Но она словно ждала именно этого, чтобы вновь зареветь в голос.
– Иди умойся! – приказал Шуваев. – Еще раз нахимичишь со взносами – вы… порю…
Владимир Иванович явно хотел сказать «выгоню», но с Арининым отцом он дружил и вместе рыбачил. Секретарша, всхлипывая, ушла. В открывшуюся дверь на миг проник жующий гомон ресторана.
– Она разводится, – пояснил я.
– Чепуха! Все разводятся. Мы вот с тобой великого писателя губим, а я не плачу.
– «Но ты же советский человек…» – забасил Лялин.
– Коля, я тебе сейчас чернильницей в лоб дам!
– Вова, пей пустырник!
– Заход-ите! – позвал, выглянув из «алькова», чекист.
Мы зашли.
– Ну?
– Доложил как есть, – глядя на телефон с тоскливым уважением, сообщил Палыч. – Сказали: посоветуются и перезвонят. Но пока надо кое-что обсудить… – Он с недоверием посмотрел на меня.
– Ох, что-то сердце жмет, – поморщился Владимир Иванович. – Терпи, маленькое мое! Егорушка, не в службу, а в дружбу, скажи-ка Алику, пусть принесет сюда кофе и коньячок.
– Три кофе и три коньяка! – уточнил Бутов.
– По сто пятьдесят! – добавил Лялин.
– По сто, – мягко поправил секретарь парткома. – И погуляй, Егорка, минут десять, ладно? Не серчай! Ты молодой, необстрелянный, успеешь еще в государственных тайнах вымазаться.
«Ага, как Ковригину звонить и дураком меня выставлять, так – иди сюда, а как серьезный разговор – п-пшел погуляй!» – кипел мой разум возмущенный.
Выполняя приказ, я остановил Алика, с отвращением тащившего поднос грязной посуды, и передал ему распоряжение начальства.
– Ага, вот сейчас все брошу!.. – вскипел он.
– Просили побыстрей.
– Быстро только кролики сношаются.
– Тебе видней.
– Хам!
Я огляделся и увидел несчастную Арину. Она сидела за столиком, как «Любительница абсента», обхватив кудрявую голову одной рукой. Другая бессильно лежала на столике, в наманикюренных пальцах дрожала длинная импортная сигарета – дымок от нее вился наподобие арабской вязи. Перед брошенкой стоял ополовиненный бокал вермута.
– Ну, и в чем дело? – спросил я, подсаживаясь.
– Я не дура! Он же сам мне сказал – взносы раскидывать так, чтобы в райкоме не ругались за недоплату. Шагинян тоже с рюкзаком приползала. Вывалит на стол, а ты считай! Спрашиваю: «Мариэтта Сергеевна, с какой суммы платите?» А она мне: «Да, Ариша, очень много машин на улицах стало, а я еще конку помню!» Ни черта не слышала, старая сова.
– Зато писала до последнего. А с мужем-то у тебя что?
– Разводимся.
– Вы только поженились. Что случилось-то?
– Я точно ду-у-ура! – сквозь слезы созналась она, с чем мысленно пришлось согласиться: среди писательских дочек умных немного.
– Мы напились…
– В первый раз, что ли?
– Нет, не в первый.

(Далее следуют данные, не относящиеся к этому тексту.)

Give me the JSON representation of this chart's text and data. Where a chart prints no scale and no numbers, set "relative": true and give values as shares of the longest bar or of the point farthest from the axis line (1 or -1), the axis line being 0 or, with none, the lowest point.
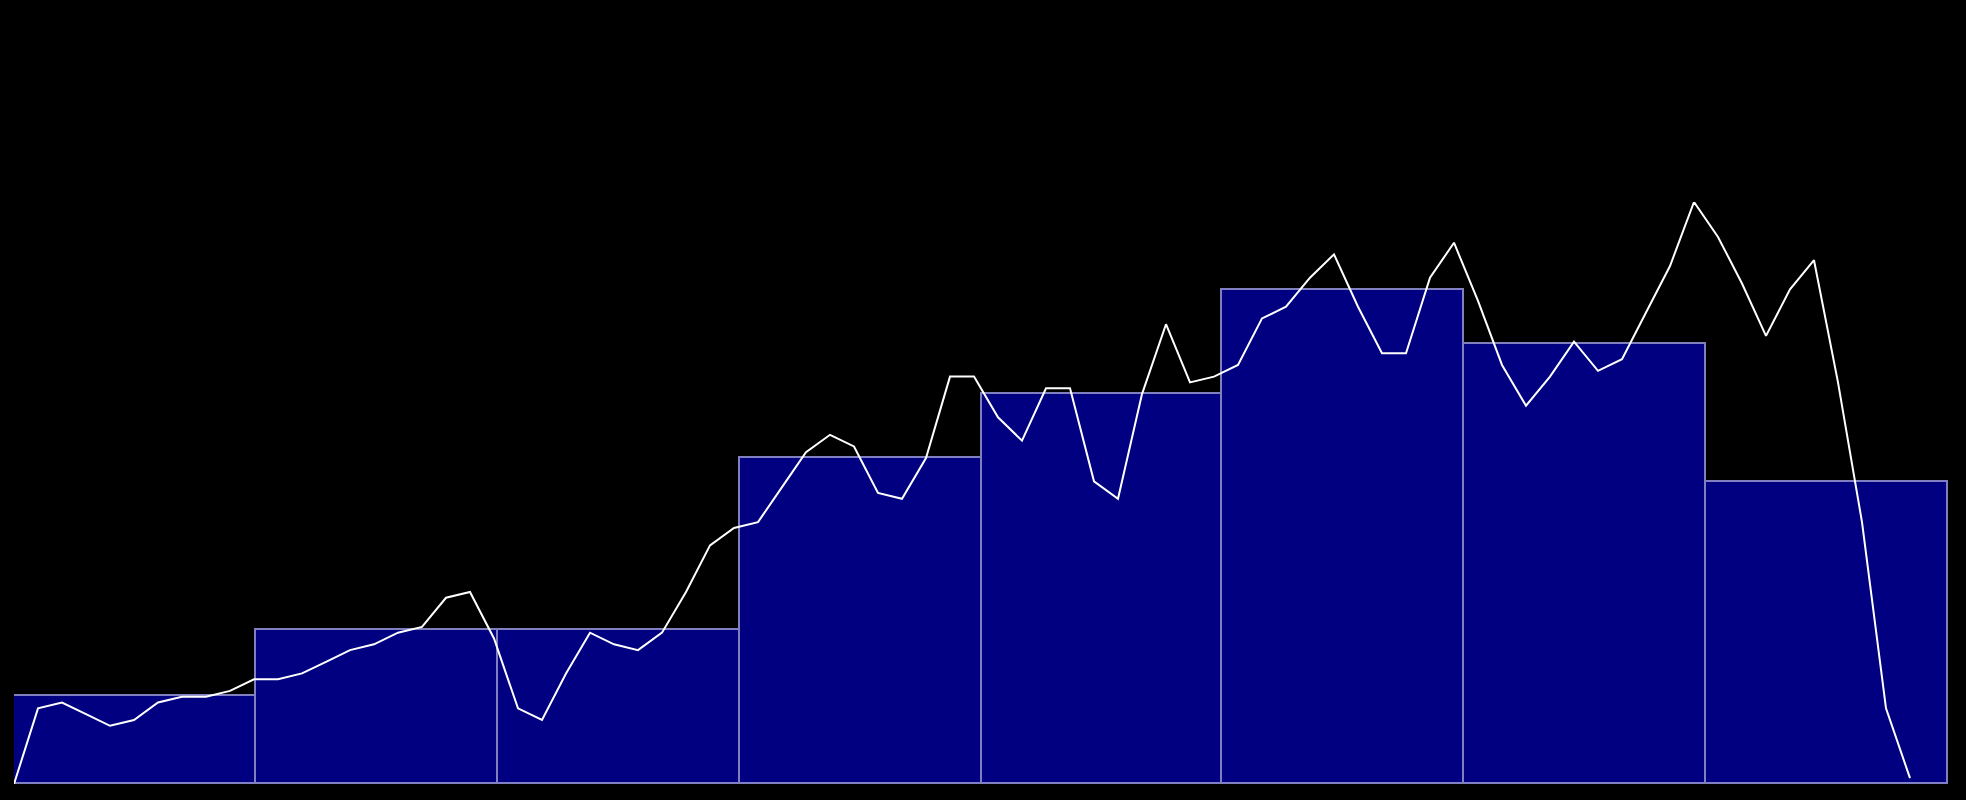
{
  "chart_data": [
    {
      "type": "bar",
      "relative": true,
      "categories": [
        null,
        null,
        null,
        null,
        null,
        null,
        null,
        null
      ],
      "series": [
        {
          "color": "#000080",
          "values": [
            0.18,
            0.31,
            0.31,
            0.66,
            0.79,
            1,
            0.89,
            0.61
          ]
        }
      ]
    },
    {
      "type": "line",
      "relative": true,
      "categories": [
        null,
        null,
        null,
        null,
        null,
        null,
        null,
        null,
        null,
        null,
        null,
        null,
        null,
        null,
        null,
        null,
        null,
        null,
        null,
        null,
        null,
        null,
        null,
        null,
        null,
        null,
        null,
        null,
        null,
        null,
        null,
        null,
        null,
        null,
        null,
        null,
        null,
        null,
        null,
        null,
        null,
        null,
        null,
        null,
        null,
        null,
        null,
        null,
        null,
        null,
        null,
        null,
        null,
        null,
        null,
        null,
        null,
        null,
        null,
        null,
        null,
        null,
        null,
        null,
        null,
        null,
        null,
        null,
        null,
        null,
        null,
        null,
        null,
        null,
        null,
        null,
        null,
        null,
        null,
        null
      ],
      "series": [
        {
          "color": "#ffffff",
          "values": [
            0,
            0.13,
            0.14,
            0.12,
            0.1,
            0.11,
            0.14,
            0.15,
            0.15,
            0.16,
            0.18,
            0.18,
            0.19,
            0.21,
            0.23,
            0.24,
            0.26,
            0.27,
            0.32,
            0.33,
            0.25,
            0.13,
            0.11,
            0.19,
            0.26,
            0.24,
            0.23,
            0.26,
            0.33,
            0.41,
            0.44,
            0.45,
            0.51,
            0.57,
            0.6,
            0.58,
            0.5,
            0.49,
            0.56,
            0.7,
            0.7,
            0.63,
            0.59,
            0.68,
            0.68,
            0.52,
            0.49,
            0.67,
            0.79,
            0.69,
            0.7,
            0.72,
            0.8,
            0.82,
            0.87,
            0.91,
            0.82,
            0.74,
            0.74,
            0.87,
            0.93,
            0.83,
            0.72,
            0.65,
            0.7,
            0.76,
            0.71,
            0.73,
            0.81,
            0.89,
            1,
            0.94,
            0.86,
            0.77,
            0.85,
            0.9,
            0.69,
            0.45,
            0.13,
            0.01
          ]
        }
      ]
    }
  ]
}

Но ко мне приехала Ленка Сурганова. Мы в школе вместе учились. А Ник привез ящик «Напареули» из командировки.
– Принесла бы попробовать.
– Мы все выпили. Извини.
– Ну и?
– Трепались о том о сем… Про секс тоже поговорили… Ленка, дура, спросила Ника, спал ли он хоть когда-нибудь сразу с двумя телками. Он: «Никогда». Она: «Хочешь попробовать»? Он: «Хочу».
– А ты?
– Я смеялась. Мы же еще и покурили. Главное, не помню, что потом делала.
– А что такого уж особенного ты могла делать?
– С Сургановой? Все что угодно. Она же повернутая на этом, «крези лав машин». А утром Ник сказал, что мы обе б… и он с нами… со мной разводится.